Moses and the elders of Israel charged the people, saying: Observe all the Instruction that I enjoin upon you this day. As soon as you have crossed the Jordan into the land that the LORD your God is giving you, you shall set up large stones. Coat them with plaster and inscribe upon them all the words of this Teaching. When you cross over to enter the land that the LORD your God is giving you, a land flowing with milk and honey, as the LORD, the God of your fathers, promised you—upon crossing the Jordan, you shall set up these stones, about which I charge you this day, on Mount Ebal, and coat them with plaster. There, too, you shall build an altar to the LORD your God, an altar of stones. Do not wield an iron tool over them; you must build the altar of the LORD your God of unhewn stones. You shall offer on it burnt offerings to the LORD your God, and you shall sacrifice there offerings of well-being and eat them, rejoicing before the LORD your God. And on those stones you shall inscribe every word of this Teaching most distinctly.

Dr. Tigay continues:

In covenants between humans both parties share the meal. Here, one of the parties, God, does not eat, and Moses and the leaders merely eat in His presence.


It's a sign of peace. Melchizedek did this with Abraham, after he went to war with kings and saved his nephew Lot.

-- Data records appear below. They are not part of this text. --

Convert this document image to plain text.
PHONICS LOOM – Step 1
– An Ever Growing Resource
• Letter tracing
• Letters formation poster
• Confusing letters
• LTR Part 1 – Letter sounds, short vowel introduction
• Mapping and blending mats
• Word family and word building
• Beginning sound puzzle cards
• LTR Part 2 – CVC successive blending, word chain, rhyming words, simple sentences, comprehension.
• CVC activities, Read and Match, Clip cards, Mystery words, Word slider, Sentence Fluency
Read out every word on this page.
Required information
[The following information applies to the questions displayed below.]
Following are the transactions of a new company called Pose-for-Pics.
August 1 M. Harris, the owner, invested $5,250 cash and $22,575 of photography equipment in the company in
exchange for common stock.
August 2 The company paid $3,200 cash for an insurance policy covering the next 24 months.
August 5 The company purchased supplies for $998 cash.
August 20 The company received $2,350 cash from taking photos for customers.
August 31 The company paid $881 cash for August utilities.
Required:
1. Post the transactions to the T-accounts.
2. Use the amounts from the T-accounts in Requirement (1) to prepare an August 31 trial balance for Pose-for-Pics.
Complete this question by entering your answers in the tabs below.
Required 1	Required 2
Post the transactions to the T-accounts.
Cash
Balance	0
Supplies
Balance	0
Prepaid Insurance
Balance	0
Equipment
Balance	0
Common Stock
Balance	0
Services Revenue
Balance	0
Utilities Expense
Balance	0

Therefore, Christ was God's way of making peace with mankind - to offer them Wisdom (Word of God) to eat and drink.


I don’t believe Exodus 24:11 ties to John 6:56 re: the Eucharist, though I can see why someone might think so.

At the time of Moses, the thought was that the sight of God would bring instantaneous death. However, after Moses, Aaron, etc. saw God, they “did” eat and drink.

. . . they saw God, and did eat and drink. (Exodus 24:11)

Pulpit Commentary Verse 11. - The nobles - i.e., the notables - the seventy elders, and other persons, already mentioned (vers. 1, 9). He laid not his hand. God did not smite them with death, or pestilence, or even blindness. It was thought to be impossible to see God and live.